I just realized that I managed to screw up my From: email address in
git-send-email command line. Please reply to [email protected].

Max

2008-08-07 04:02:13

by Li Zefan

[permalink] [raw]
Subject: Re: [PATCH] Resurect proper handling of maxcpus= kernel option

[email protected] wrote:
> From: Max Krasnyansky <[email protected]>
>
> For some reason we had redundant parsers registered for maxcpus=.
> One in init/main.c and another in arch/x86/smpboot.c
> So I nuked the one in arch/x86.
>
> Also 64-bit kernels used to handle maxcpus= as documented in
> Documentation/cpu-hotplug.txt. CPUs with 'id > maxcpus' are initialized
> but not booted. 32-bit version for some reason ignored them even though
> all the infrastructure for booting them later is there.
>
> In the current mainline both 64 and 32 bit versions are broken. I'm
> too lazy to look through git history but I'm guessing it happened as
> part of the i386 and x86_64 unification.
>
> This patch restores the correct behaviour.
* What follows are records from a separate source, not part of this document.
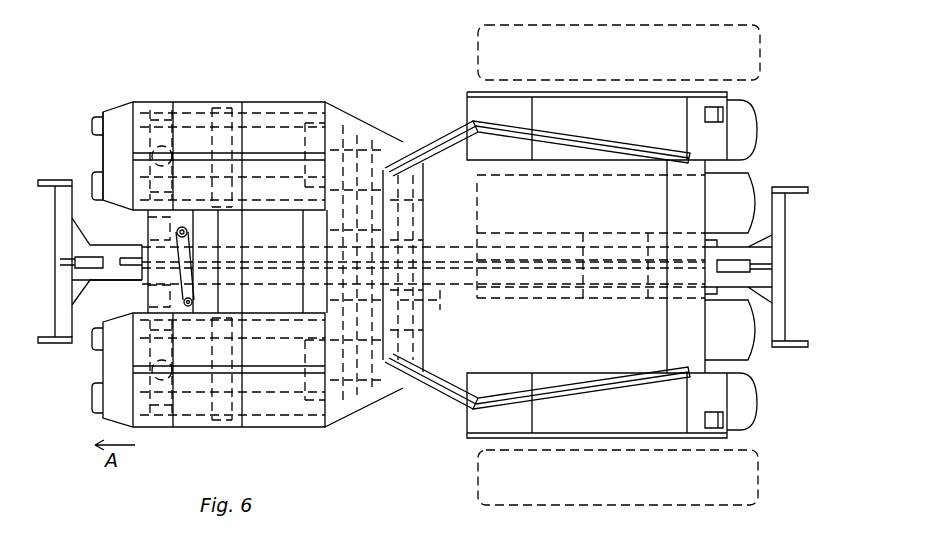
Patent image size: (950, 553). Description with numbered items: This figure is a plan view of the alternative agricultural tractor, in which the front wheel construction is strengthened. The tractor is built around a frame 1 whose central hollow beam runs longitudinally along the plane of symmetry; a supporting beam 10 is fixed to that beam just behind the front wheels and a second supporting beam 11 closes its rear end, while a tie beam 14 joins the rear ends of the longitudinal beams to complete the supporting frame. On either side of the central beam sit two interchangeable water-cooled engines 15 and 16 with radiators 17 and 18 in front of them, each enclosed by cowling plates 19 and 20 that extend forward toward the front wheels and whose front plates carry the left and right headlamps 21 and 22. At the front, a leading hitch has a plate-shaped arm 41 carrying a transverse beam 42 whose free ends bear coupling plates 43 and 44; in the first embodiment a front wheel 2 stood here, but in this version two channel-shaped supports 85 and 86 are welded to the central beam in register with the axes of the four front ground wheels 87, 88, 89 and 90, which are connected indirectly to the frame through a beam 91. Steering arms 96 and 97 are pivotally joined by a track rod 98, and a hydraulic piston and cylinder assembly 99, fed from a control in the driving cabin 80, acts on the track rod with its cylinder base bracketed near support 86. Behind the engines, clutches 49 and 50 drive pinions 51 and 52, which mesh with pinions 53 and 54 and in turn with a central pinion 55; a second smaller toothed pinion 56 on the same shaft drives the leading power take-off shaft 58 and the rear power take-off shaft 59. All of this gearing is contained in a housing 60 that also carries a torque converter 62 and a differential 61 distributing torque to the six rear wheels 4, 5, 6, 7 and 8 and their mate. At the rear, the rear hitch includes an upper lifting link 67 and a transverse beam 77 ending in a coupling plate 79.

The frame 1 is at (301, 256).
The front wheel 2 is at (478, 47).
The rear wheel 4 is at (555, 507).
The rear wheel 5 is at (758, 404).
The rear wheel 6 is at (745, 350).
The rear wheel 7 is at (742, 188).
The rear wheel 8 is at (748, 112).
The supporting beam 10 is at (254, 180).
The second supporting beam 11 is at (298, 131).
The tie beam 14 is at (425, 190).
The engine 15 is at (275, 430).
The engine 16 is at (252, 110).
The radiator 17 is at (207, 437).
The radiator 18 is at (247, 82).
The cowling plates 19 is at (252, 430).
The cowling plates 20 is at (268, 101).
The headlamp 21 is at (93, 365).
The headlamp 22 is at (95, 152).
The plate-shaped arm 41 is at (98, 244).
The transverse beam 42 is at (60, 235).
The coupling plate 43 is at (50, 344).
The coupling plate 44 is at (46, 186).
The clutch 49 is at (360, 425).
The clutch 50 is at (362, 114).
The pinion 51 is at (392, 412).
The pinion 52 is at (398, 128).
The pinion 53 is at (428, 335).
The pinion 54 is at (427, 225).
The central pinion 55 is at (480, 222).
The second smaller toothed pinion 56 is at (360, 298).
The leading power take-off shaft 58 is at (300, 342).
The rear power take-off shaft 59 is at (608, 290).
The housing 60 is at (553, 250).
The differential 61 is at (612, 226).
The torque converter 62 is at (478, 305).
The upper lifting link 67 is at (736, 260).
The transverse beam 77 is at (783, 237).
The coupling plate 79 is at (796, 187).
The driving cabin 80 is at (630, 142).
The support 85 is at (147, 298).
The support 86 is at (137, 238).
The front ground wheel 87 is at (93, 400).
The front ground wheel 88 is at (76, 284).
The front ground wheel 89 is at (93, 184).
The front ground wheel 90 is at (93, 121).
The beam 91 is at (178, 98).
The steering arm 96 is at (198, 420).
The steering arm 97 is at (205, 100).
The track rod 98 is at (187, 293).
The hydraulic piston and cylinder assembly 99 is at (199, 248).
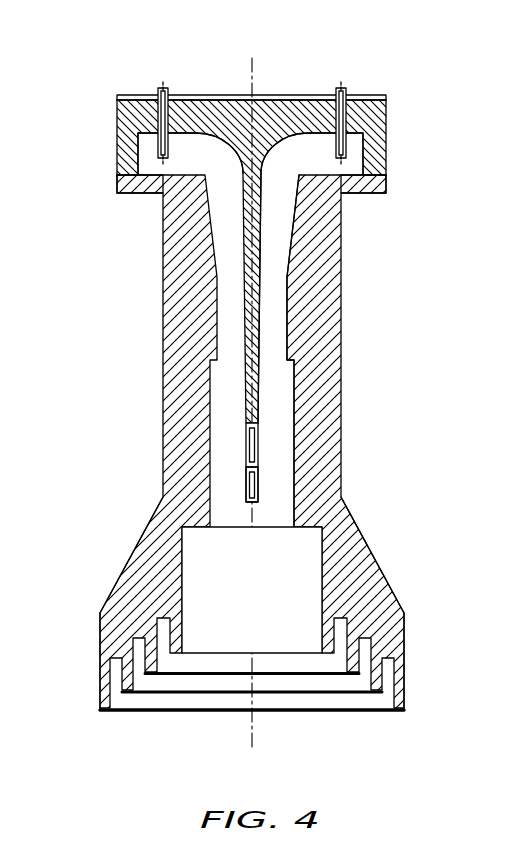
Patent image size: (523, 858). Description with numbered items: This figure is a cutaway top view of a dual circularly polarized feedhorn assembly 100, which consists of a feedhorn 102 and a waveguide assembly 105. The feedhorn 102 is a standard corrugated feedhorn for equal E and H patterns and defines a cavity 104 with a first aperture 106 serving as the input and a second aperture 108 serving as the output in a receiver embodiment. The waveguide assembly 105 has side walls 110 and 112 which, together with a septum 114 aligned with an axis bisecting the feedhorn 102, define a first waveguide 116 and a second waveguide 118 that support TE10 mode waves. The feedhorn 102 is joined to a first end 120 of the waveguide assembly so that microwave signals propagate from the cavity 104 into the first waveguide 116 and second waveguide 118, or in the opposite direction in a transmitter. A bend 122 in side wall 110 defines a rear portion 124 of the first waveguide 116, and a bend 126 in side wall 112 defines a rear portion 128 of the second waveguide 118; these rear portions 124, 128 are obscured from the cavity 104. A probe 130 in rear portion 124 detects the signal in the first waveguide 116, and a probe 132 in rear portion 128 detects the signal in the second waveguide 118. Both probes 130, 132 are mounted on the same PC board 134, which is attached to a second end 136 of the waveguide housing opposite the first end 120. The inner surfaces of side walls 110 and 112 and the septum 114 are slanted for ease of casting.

The feedhorn assembly 100 is at (260, 389).
The feedhorn 102 is at (405, 615).
The cavity 104 is at (304, 620).
The waveguide assembly 105 is at (291, 635).
The first aperture 106 is at (332, 712).
The second aperture 108 is at (249, 504).
The side wall 110 is at (128, 142).
The side wall 112 is at (386, 137).
The septum 114 is at (245, 400).
The first waveguide 116 is at (237, 334).
The second waveguide 118 is at (275, 313).
The first end 120 is at (163, 498).
The bend 122 is at (163, 193).
The rear portion 124 is at (197, 152).
The bend 126 is at (341, 193).
The rear portion 128 is at (307, 152).
The probe 130 is at (153, 148).
The probe 132 is at (345, 147).
The PC board 134 is at (225, 93).
The second end 136 is at (117, 97).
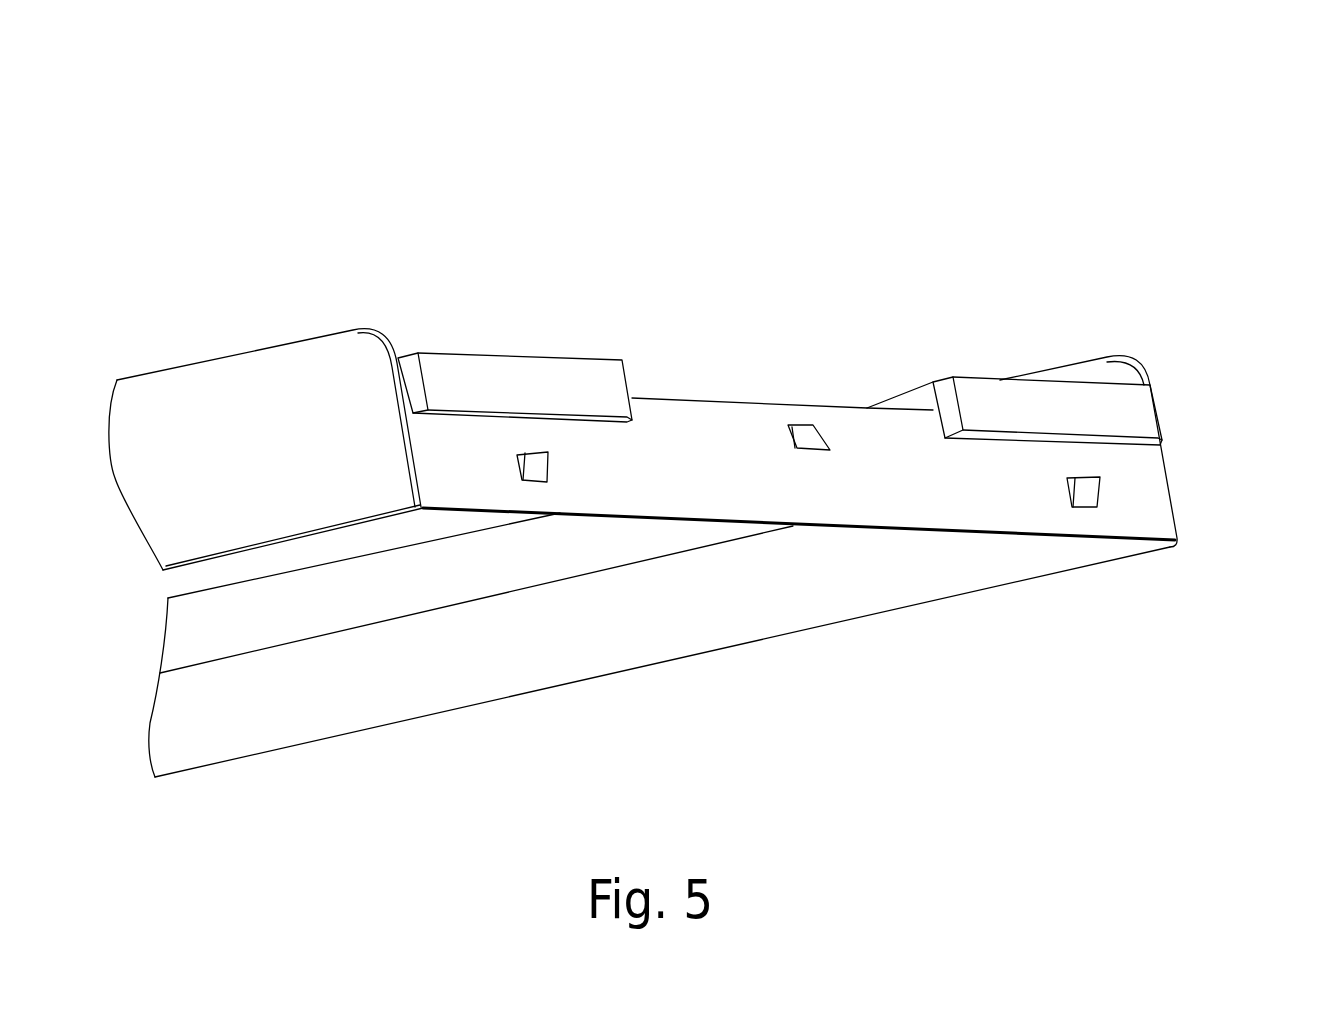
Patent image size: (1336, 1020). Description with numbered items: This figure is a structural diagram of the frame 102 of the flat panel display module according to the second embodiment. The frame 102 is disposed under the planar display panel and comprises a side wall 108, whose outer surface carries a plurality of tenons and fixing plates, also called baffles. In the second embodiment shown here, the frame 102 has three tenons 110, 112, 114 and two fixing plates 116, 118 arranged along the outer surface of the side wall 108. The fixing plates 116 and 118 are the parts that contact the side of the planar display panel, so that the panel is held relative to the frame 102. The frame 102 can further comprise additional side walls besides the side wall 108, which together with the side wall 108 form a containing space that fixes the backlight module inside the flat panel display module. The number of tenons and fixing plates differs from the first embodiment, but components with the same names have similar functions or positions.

The frame 102 is at (701, 410).
The side wall 108 is at (1148, 493).
The tenon 110 is at (540, 457).
The tenon 112 is at (808, 438).
The tenon 114 is at (1083, 497).
The fixing plate 116 is at (480, 375).
The fixing plate 118 is at (1053, 410).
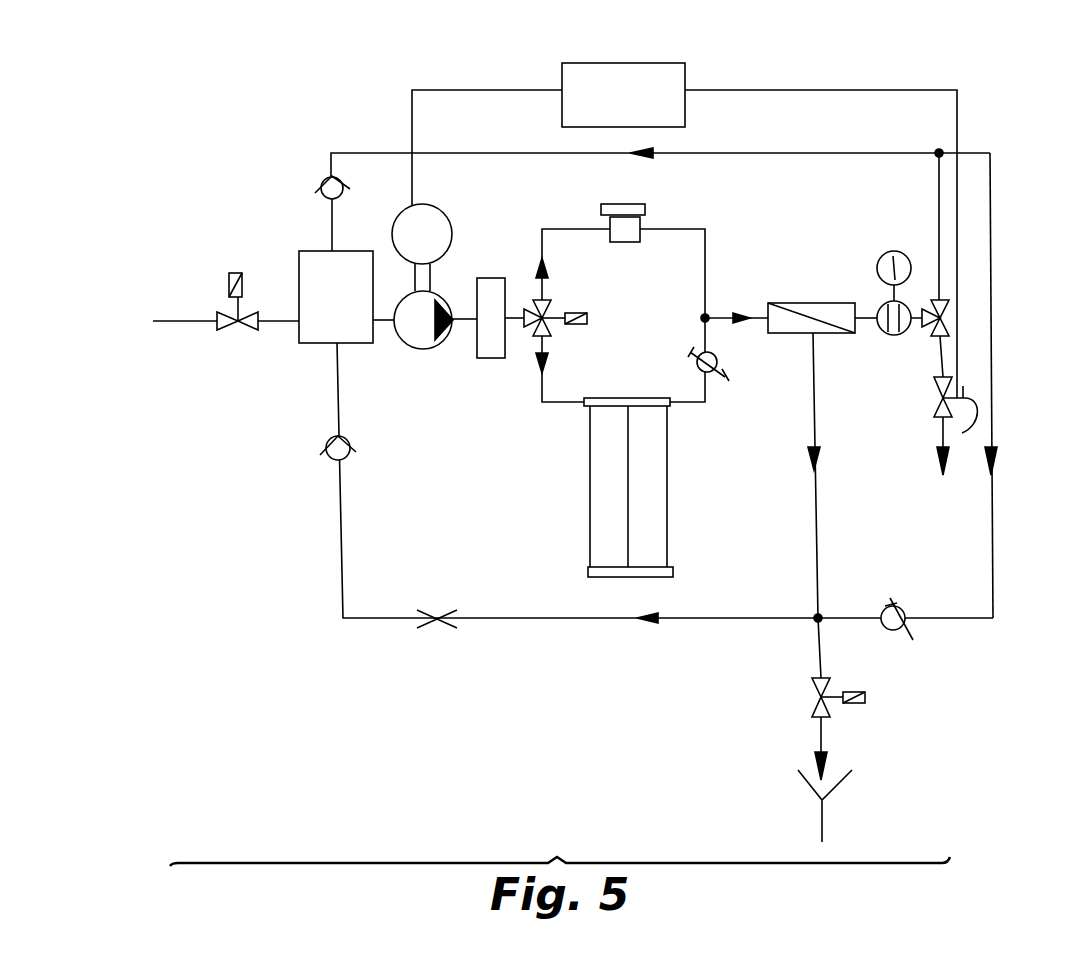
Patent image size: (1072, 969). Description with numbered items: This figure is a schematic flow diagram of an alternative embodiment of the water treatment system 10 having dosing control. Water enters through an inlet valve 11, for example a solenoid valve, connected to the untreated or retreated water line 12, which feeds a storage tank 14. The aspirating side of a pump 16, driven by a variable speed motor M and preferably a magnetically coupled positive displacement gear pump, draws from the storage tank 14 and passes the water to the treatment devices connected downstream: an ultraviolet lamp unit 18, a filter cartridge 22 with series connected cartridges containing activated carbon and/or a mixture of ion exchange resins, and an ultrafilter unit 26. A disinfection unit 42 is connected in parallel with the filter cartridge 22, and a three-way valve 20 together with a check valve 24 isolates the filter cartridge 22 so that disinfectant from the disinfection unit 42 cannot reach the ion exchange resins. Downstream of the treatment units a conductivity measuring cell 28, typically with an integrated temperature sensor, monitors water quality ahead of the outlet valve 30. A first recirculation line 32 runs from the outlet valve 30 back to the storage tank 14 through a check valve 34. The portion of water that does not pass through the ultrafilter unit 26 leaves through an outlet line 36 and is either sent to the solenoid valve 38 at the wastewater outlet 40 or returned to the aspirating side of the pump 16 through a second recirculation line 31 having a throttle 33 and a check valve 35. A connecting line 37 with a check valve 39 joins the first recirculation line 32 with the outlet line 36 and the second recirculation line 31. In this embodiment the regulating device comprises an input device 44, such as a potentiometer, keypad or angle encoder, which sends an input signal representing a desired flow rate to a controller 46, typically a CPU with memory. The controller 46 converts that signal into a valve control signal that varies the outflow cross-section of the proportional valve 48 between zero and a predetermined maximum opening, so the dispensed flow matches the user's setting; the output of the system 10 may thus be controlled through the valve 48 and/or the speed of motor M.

I've tested x86_64 version on
> 4- and 8- way Core2 and 2-way Opteron based machines. Various config
> combinations SMP, !SMP, CPU_HOTPLUG, !CPU_HOTPLUG.
> Booted with maxcpus=1 and maxcpus=4, etc. Everything is working as expected.
>
> I cannot test 32-bit version (no 32-bit machines here).
>

I booted my 2-core x86_32 box with maxcpus=1, and saw cpu1 was offline,
and then I got softlockup BUG immediately when I onlined cpu1:

SMP alternatives: switching to SMP code
CPU 1 irqstacks, hard=c078c000 soft=c076c000
Booting processor 1/1 ip 6000
Initializing CPU#1
Calibrating delay using timer specific routine.. 5600.37 BogoMIPS (lpj=2800188)
CPU: Trace cache: 12K uops, L1 D cache: 16K
CPU: L2 cache: 1024K
CPU: Physical Processor ID: 0
CPU: Processor Core ID: 1
Intel machine check architecture supported.
Intel machine check reporting enabled on CPU#1.
CPU1: Intel P4/Xeon Extended MCE MSRs (24) available
CPU1: Thermal monitoring enabled
CPU1: Intel(R) Pentium(R) D CPU 2.80GHz stepping 04
checking TSC synchronization [CPU#0 -> CPU#1]: passed.
Switched to high resolution mode on CPU 1
BUG: soft lockup - CPU#1 stuck for 216s! [events/0:0]
Modules linked in: bridge stp llc autofs4 dm_mirror dm_log dm_mod snd_intel8x0 snd_ac97_codec ac97_bus snd_seq_dummy snd_seq_oss snd_seq_midi_event snd_seq snd_seq_device snd_pcm_oss snd_pcm snd_timer snd soundcore r8169 snd_page_alloc sg button sata_sis pata_sis ata_generic libata sd_mod scsi_mod ext3 jbd mbcache uhci_hcd ohci_hcd ehci_hcd [last unloaded: scsi_wait_scan]
irq event stamp: 156
hardirqs last enabled at (155): [<c044407f>] trace_hardirqs_on+0xb/0xd
hardirqs last disabled at (156): [<c04eee88>] trace_hardirqs_off_thunk+0xc/0x10
softirqs last enabled at (152): [<c042c2f3>] __do_softirq+0xe3/0xe9
softirqs last disabled at (95): [<c04058eb>] do_softirq+0x65/0xb4

Pid: 0, comm: events/0 Not tainted (2.6.27-rc1 #224)
EIP: 0060:[<c04088ba>] EFLAGS: 00000246 CPU: 1
EIP is at mwait_idle+0x3c/0x4a
EAX: 00000000 EBX: e3e48008 ECX: 00000000 EDX: 00000000
ESI: 00000000 EDI: 00000000 EBP: e3e48f9c ESP: e3e48f98
DS: 007b ES: 007b FS: 00d8 GS: 0000 SS: 0068
CR0: 8005003b CR2: 00000000 CR3: 00768000 CR4: 000006d0
DR0: 00000000 DR1: 00000000 DR2: 00000000 DR3: 00000000
DR6: ffff0ff0 DR7: 00000400
[<c0402591>] cpu_idle+0xbf/0xdf
[<c05fb737>] start_secondary+0x16b/0x170
=======================


216s should be the time since the machine booted up.


(maybe off-topic)
I never succeed to offline cpu1, it caused the kernel to hang
whenver I offlined cpu1

2008-08-07 05:48:51

by Jeff Chua

[permalink] [raw]
Subject: Re: [PATCH] Resurect proper handling of maxcpus= kernel option

On Thu, Aug 7, 2008 at 12:00 PM, Li Zefan <[email protected]> wrote:

> I booted my 2-core x86_32 box with maxcpus=1, and saw cpu1 was offline,

Test on Lenovo X60s (CoreDuo) 2 CPUs with maxcpus=1, and Dell R900
(Xeon QuadCore x4) 16 CPUs with maxcpus=8.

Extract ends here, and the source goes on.